As far as I know, sports fans throughout the years use the term Beamonesque to connotate spectacular world records that are so far ahead of its curve and that are expected to last for decades.

Anyway, even if you can apply “unexpected” to Sjostrom WR. She swam it in this local meet in outdoor pool where no one expected anyone to break WR and the amount of time 24.41 hacked the previous WR was quite shocking, in a manner Bowman destroyed the previous WR.

Also, Bob Beamon entered 1968 Mexico City as strong favorite having won 22 of 23 long jump competition he entered and was expected to break WR.

It is fair if you think that 50 fly WR has a short history. So how do we know it’s significant?
By comparing it with the other women’s 50 distance event with much longer history: 50 free

Get this:
Sjostrom’s 24.41 would have won 2004 Olympics and 2007 World championships in 50 FREE.

As comparison, men’s 50 fly textile record of 22.57 by Schoeman would have only won 50 free bronze in 1991 world championships and 1988 Olympics.

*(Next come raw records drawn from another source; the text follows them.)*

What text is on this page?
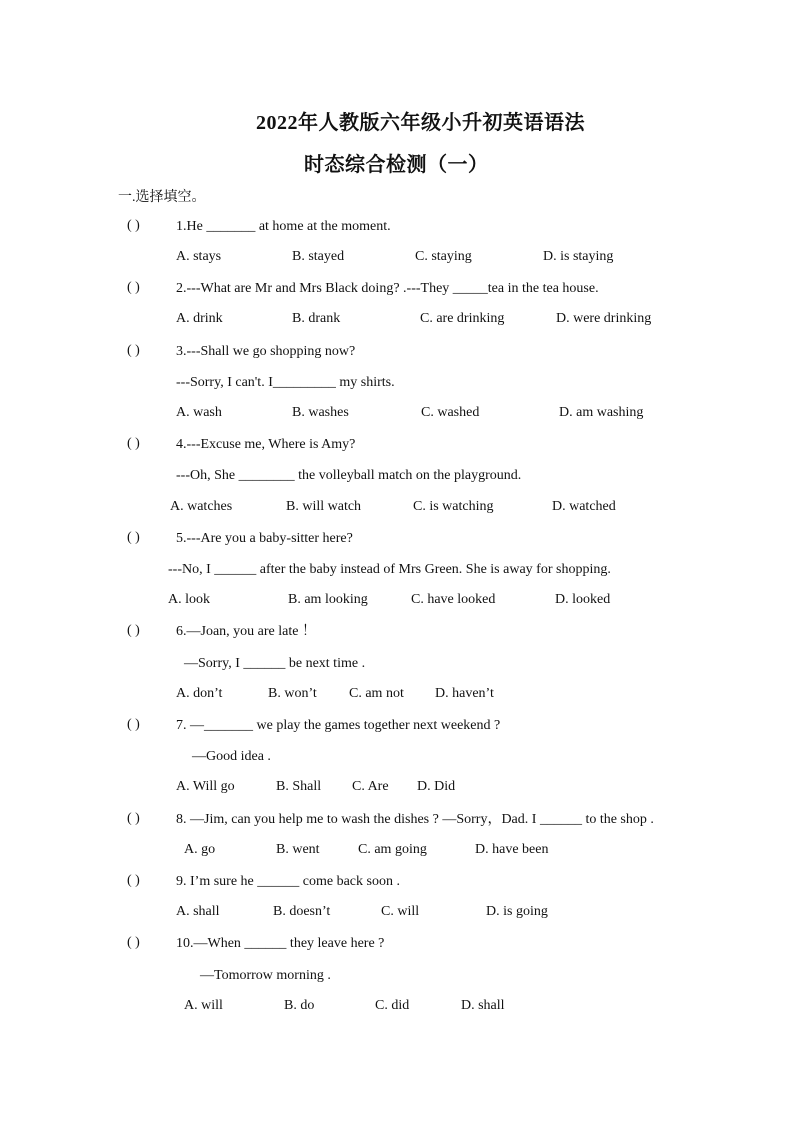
2022年人教版六年级小升初英语语法
时态综合检测（一）
一.选择填空。
( )	1.He _______ at home at the moment.
A. stays	B. stayed	C. staying	D. is staying
( )	2.---What are Mr and Mrs Black doing? .---They _____tea in the tea house.
A. drink	B. drank	C. are drinking	D. were drinking
( )	3.---Shall we go shopping now?
---Sorry, I can't. I_________ my shirts.
A. wash	B. washes	C. washed	D. am washing
( )	4.---Excuse me, Where is Amy?
---Oh, She ________ the volleyball match on the playground.
A. watches	B. will watch	C. is watching	D. watched
( )	5.---Are you a baby-sitter here?
---No, I ______ after the baby instead of Mrs Green. She is away for shopping.
A. look	B. am looking	C. have looked	D. looked
( )	6.—Joan, you are late ！
—Sorry, I ______ be next time .
A. don’t	B. won’t C. am not D. haven’t
( )	7. —_______ we play the games together next weekend ?
—Good idea .
A. Will go	B. Shall C. Are D. Did
( )	8. —Jim, can you help me to wash the dishes ? —Sorry，Dad. I ______ to the shop .
A. go	B. went	C. am going	D. have been
( )	9. I’m sure he ______ come back soon .
A. shall	B. doesn’t	C. will	D. is going
( )	10.—When ______ they leave here ?
—Tomorrow morning .
A. will	B. do	C. did	D. shall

After that year, NADA, NO SENOR.

Sjostrom’s 50 fly record would have won EVERY SINGLE USA olympics trials (yes, including the last one 2012) in 50 FREE! excluding rubbersuit 2008 of course.

Visualise this, Sjostrom swimming in 50 fly winning 50 free event in 2004 Olympics, 2007 worlds and in all US olympics trials, against all other 50 free specialist girls De Bruijn, Trickett, Torres, etc

Craig Lord

I don’t read ‘unexpected’ into Beamonesque, all – it is a simple connotation for ‘far out, will take a very long time to beat’ and the record setter may even find it hard to get there again themselves.